About the New Zealand Web Archive
The New Zealand Web Archive is a collection of archived New Zealand and Pacific websites preserved within the National Digital Heritage Archive. Use the web archive to see a visual history of how websites have changed over time. The web archive is part of the Alexander Turnbull Library collections.
For more information about the Web Archive, please visit the National Library of New Zealand website.
Web Archive Discovery Platform Pilot
The Web Archive Discovery Platform pilot is a project that provides full-text search over a limited selection of National Library of New Zealand Web Archive collections, for the purposes of evaluating the viability of providing similar access to the full Web Archive.
Specific content included in this pilot is a harvested copy of the New Zealand Electronic Text Collection (NZETC), previously held by Victoria University of Wellington. Also included, is a small thematic collection of New Zealand general election related websites, harvested as part of the selective web archiving programme within the Alexander Turnbull Library.
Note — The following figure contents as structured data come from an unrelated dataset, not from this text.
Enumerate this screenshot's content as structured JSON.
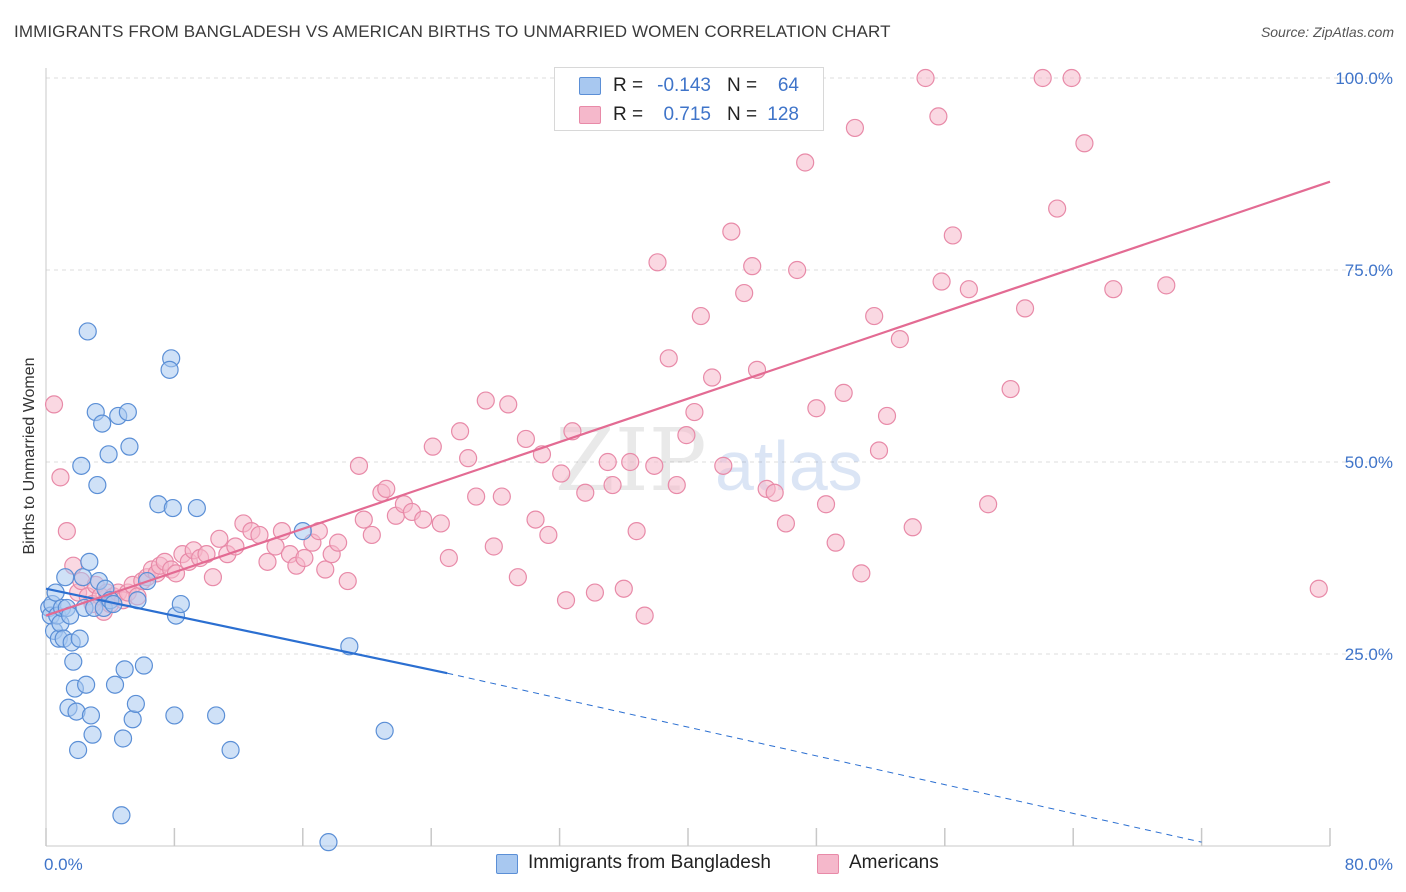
{
  "header": {
    "title": "IMMIGRANTS FROM BANGLADESH VS AMERICAN BIRTHS TO UNMARRIED WOMEN CORRELATION CHART",
    "source": "Source: ZipAtlas.com"
  },
  "watermark": {
    "zip": "ZIP",
    "atlas": "atlas"
  },
  "legend": {
    "rows": [
      {
        "r_label": "R =",
        "r_value": "-0.143",
        "n_label": "N =",
        "n_value": "64",
        "color": "#a8c8f0"
      },
      {
        "r_label": "R =",
        "r_value": "0.715",
        "n_label": "N =",
        "n_value": "128",
        "color": "#f5b8cb"
      }
    ]
  },
  "bottom_legend": {
    "series1": "Immigrants from Bangladesh",
    "series2": "Americans"
  },
  "colors": {
    "blue_fill": "#a8c8f0",
    "blue_stroke": "#5b8fd6",
    "blue_line": "#2b6fd1",
    "pink_fill": "#f5b8cb",
    "pink_stroke": "#e88aa8",
    "pink_line": "#e36b93",
    "tick_text": "#3f74c9",
    "grid": "#dcdcdc"
  },
  "chart_data": {
    "type": "scatter",
    "title": "IMMIGRANTS FROM BANGLADESH VS AMERICAN BIRTHS TO UNMARRIED WOMEN CORRELATION CHART",
    "xlabel": "",
    "ylabel": "Births to Unmarried Women",
    "xlim": [
      0,
      80
    ],
    "ylim": [
      0,
      100
    ],
    "x_tick_labels": [
      "0.0%",
      "80.0%"
    ],
    "y_tick_labels": [
      {
        "value": 100,
        "label": "100.0%"
      },
      {
        "value": 75,
        "label": "75.0%"
      },
      {
        "value": 50,
        "label": "50.0%"
      },
      {
        "value": 25,
        "label": "25.0%"
      }
    ],
    "grid": true,
    "legend_position": "top-center",
    "series": [
      {
        "name": "Immigrants from Bangladesh",
        "r": -0.143,
        "n": 64,
        "trend": {
          "x0": 0,
          "y0": 33.5,
          "x1": 25,
          "y1": 22.5,
          "dash_to_x": 72,
          "dash_to_y": 0.5
        },
        "points": [
          [
            0.2,
            31
          ],
          [
            0.3,
            30
          ],
          [
            0.4,
            31.5
          ],
          [
            0.5,
            28
          ],
          [
            0.6,
            33
          ],
          [
            0.7,
            30
          ],
          [
            0.8,
            27
          ],
          [
            0.9,
            29
          ],
          [
            1.0,
            31
          ],
          [
            1.1,
            27
          ],
          [
            1.2,
            35
          ],
          [
            1.3,
            31
          ],
          [
            1.4,
            18
          ],
          [
            1.5,
            30
          ],
          [
            1.6,
            26.5
          ],
          [
            1.7,
            24
          ],
          [
            1.8,
            20.5
          ],
          [
            1.9,
            17.5
          ],
          [
            2.0,
            12.5
          ],
          [
            2.1,
            27
          ],
          [
            2.2,
            49.5
          ],
          [
            2.3,
            35
          ],
          [
            2.4,
            31
          ],
          [
            2.5,
            21
          ],
          [
            2.6,
            67
          ],
          [
            2.7,
            37
          ],
          [
            2.8,
            17
          ],
          [
            2.9,
            14.5
          ],
          [
            3.0,
            31
          ],
          [
            3.1,
            56.5
          ],
          [
            3.2,
            47
          ],
          [
            3.3,
            34.5
          ],
          [
            3.5,
            55
          ],
          [
            3.6,
            31
          ],
          [
            3.7,
            33.5
          ],
          [
            3.9,
            51
          ],
          [
            4.0,
            32
          ],
          [
            4.2,
            31.5
          ],
          [
            4.3,
            21
          ],
          [
            4.5,
            56
          ],
          [
            4.7,
            4
          ],
          [
            4.8,
            14
          ],
          [
            4.9,
            23
          ],
          [
            5.1,
            56.5
          ],
          [
            5.2,
            52
          ],
          [
            5.4,
            16.5
          ],
          [
            5.6,
            18.5
          ],
          [
            5.7,
            32
          ],
          [
            6.1,
            23.5
          ],
          [
            6.3,
            34.5
          ],
          [
            7.0,
            44.5
          ],
          [
            7.8,
            63.5
          ],
          [
            7.7,
            62
          ],
          [
            7.9,
            44
          ],
          [
            8.0,
            17
          ],
          [
            8.1,
            30
          ],
          [
            8.4,
            31.5
          ],
          [
            9.4,
            44
          ],
          [
            10.6,
            17
          ],
          [
            11.5,
            12.5
          ],
          [
            16.0,
            41
          ],
          [
            17.6,
            0.5
          ],
          [
            18.9,
            26
          ],
          [
            21.1,
            15
          ]
        ]
      },
      {
        "name": "Americans",
        "r": 0.715,
        "n": 128,
        "trend": {
          "x0": 0,
          "y0": 30,
          "x1": 80,
          "y1": 86.5
        },
        "points": [
          [
            0.5,
            57.5
          ],
          [
            0.9,
            48
          ],
          [
            1.3,
            41
          ],
          [
            1.7,
            36.5
          ],
          [
            2.0,
            33
          ],
          [
            2.2,
            34.5
          ],
          [
            2.6,
            32.5
          ],
          [
            2.9,
            31.5
          ],
          [
            3.1,
            34
          ],
          [
            3.4,
            32.5
          ],
          [
            3.6,
            30.5
          ],
          [
            3.8,
            33
          ],
          [
            4.0,
            31.5
          ],
          [
            4.2,
            32.5
          ],
          [
            4.5,
            33
          ],
          [
            4.8,
            32
          ],
          [
            5.1,
            33
          ],
          [
            5.4,
            34
          ],
          [
            5.7,
            32.5
          ],
          [
            6.0,
            34.5
          ],
          [
            6.3,
            35
          ],
          [
            6.6,
            36
          ],
          [
            6.9,
            35.5
          ],
          [
            7.1,
            36.5
          ],
          [
            7.4,
            37
          ],
          [
            7.8,
            36
          ],
          [
            8.1,
            35.5
          ],
          [
            8.5,
            38
          ],
          [
            8.9,
            37
          ],
          [
            9.2,
            38.5
          ],
          [
            9.6,
            37.5
          ],
          [
            10.0,
            38
          ],
          [
            10.4,
            35
          ],
          [
            10.8,
            40
          ],
          [
            11.3,
            38
          ],
          [
            11.8,
            39
          ],
          [
            12.3,
            42
          ],
          [
            12.8,
            41
          ],
          [
            13.3,
            40.5
          ],
          [
            13.8,
            37
          ],
          [
            14.3,
            39
          ],
          [
            14.7,
            41
          ],
          [
            15.2,
            38
          ],
          [
            15.6,
            36.5
          ],
          [
            16.1,
            37.5
          ],
          [
            16.6,
            39.5
          ],
          [
            17.0,
            41
          ],
          [
            17.4,
            36
          ],
          [
            17.8,
            38
          ],
          [
            18.2,
            39.5
          ],
          [
            18.8,
            34.5
          ],
          [
            19.5,
            49.5
          ],
          [
            19.8,
            42.5
          ],
          [
            20.3,
            40.5
          ],
          [
            20.9,
            46
          ],
          [
            21.2,
            46.5
          ],
          [
            21.8,
            43
          ],
          [
            22.3,
            44.5
          ],
          [
            22.8,
            43.5
          ],
          [
            23.5,
            42.5
          ],
          [
            24.1,
            52
          ],
          [
            24.6,
            42
          ],
          [
            25.1,
            37.5
          ],
          [
            25.8,
            54
          ],
          [
            26.3,
            50.5
          ],
          [
            26.8,
            45.5
          ],
          [
            27.4,
            58
          ],
          [
            27.9,
            39
          ],
          [
            28.4,
            45.5
          ],
          [
            28.8,
            57.5
          ],
          [
            29.4,
            35
          ],
          [
            29.9,
            53
          ],
          [
            30.5,
            42.5
          ],
          [
            30.9,
            51
          ],
          [
            31.3,
            40.5
          ],
          [
            32.1,
            48.5
          ],
          [
            32.4,
            32
          ],
          [
            32.8,
            54
          ],
          [
            33.6,
            46
          ],
          [
            34.2,
            33
          ],
          [
            35.0,
            50
          ],
          [
            35.3,
            47
          ],
          [
            36.0,
            33.5
          ],
          [
            36.4,
            50
          ],
          [
            36.8,
            41
          ],
          [
            37.3,
            30
          ],
          [
            37.9,
            49.5
          ],
          [
            38.1,
            76
          ],
          [
            38.8,
            63.5
          ],
          [
            39.3,
            47
          ],
          [
            39.9,
            53.5
          ],
          [
            40.4,
            56.5
          ],
          [
            40.8,
            69
          ],
          [
            41.5,
            61
          ],
          [
            42.2,
            49.5
          ],
          [
            42.7,
            80
          ],
          [
            43.5,
            72
          ],
          [
            44.0,
            75.5
          ],
          [
            44.3,
            62
          ],
          [
            44.9,
            46.5
          ],
          [
            45.4,
            46
          ],
          [
            46.1,
            42
          ],
          [
            46.8,
            75
          ],
          [
            47.3,
            89
          ],
          [
            48.0,
            57
          ],
          [
            48.6,
            44.5
          ],
          [
            49.2,
            39.5
          ],
          [
            49.7,
            59
          ],
          [
            50.4,
            93.5
          ],
          [
            50.8,
            35.5
          ],
          [
            51.6,
            69
          ],
          [
            51.9,
            51.5
          ],
          [
            52.4,
            56
          ],
          [
            53.2,
            66
          ],
          [
            54.0,
            41.5
          ],
          [
            54.8,
            100
          ],
          [
            55.6,
            95
          ],
          [
            55.8,
            73.5
          ],
          [
            56.5,
            79.5
          ],
          [
            57.5,
            72.5
          ],
          [
            58.7,
            44.5
          ],
          [
            60.1,
            59.5
          ],
          [
            61.0,
            70
          ],
          [
            62.1,
            100
          ],
          [
            63.0,
            83
          ],
          [
            63.9,
            100
          ],
          [
            64.7,
            91.5
          ],
          [
            66.5,
            72.5
          ],
          [
            69.8,
            73
          ],
          [
            79.3,
            33.5
          ]
        ]
      }
    ]
  }
}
This pilot platform provides full-text search across indexed web archive material. Viewing and access of web archive content itself is provided through the National Digital Heritage Archive (NDHA). Search results in the platform will link to the content held in the NDHA. The same web archive material can also be found through searching records on the National Library's online catalogue.
Technology
Webarchive-discovery is a project used to data-mine and index ARC and WARC files and make the contents explorable and discoverable. To achieve this, the warc-indexer component within Webarchive-discovery is used to parse the (W)ARC files and, for each resource, it posts a record into one or more search engine instances. Client facing tools can then be used that allow researchers to query the search engine index and explore the collections.
It is an open source project actively developed and supported by the British Library and Royal Danish Library, and used by other web archiving institutions.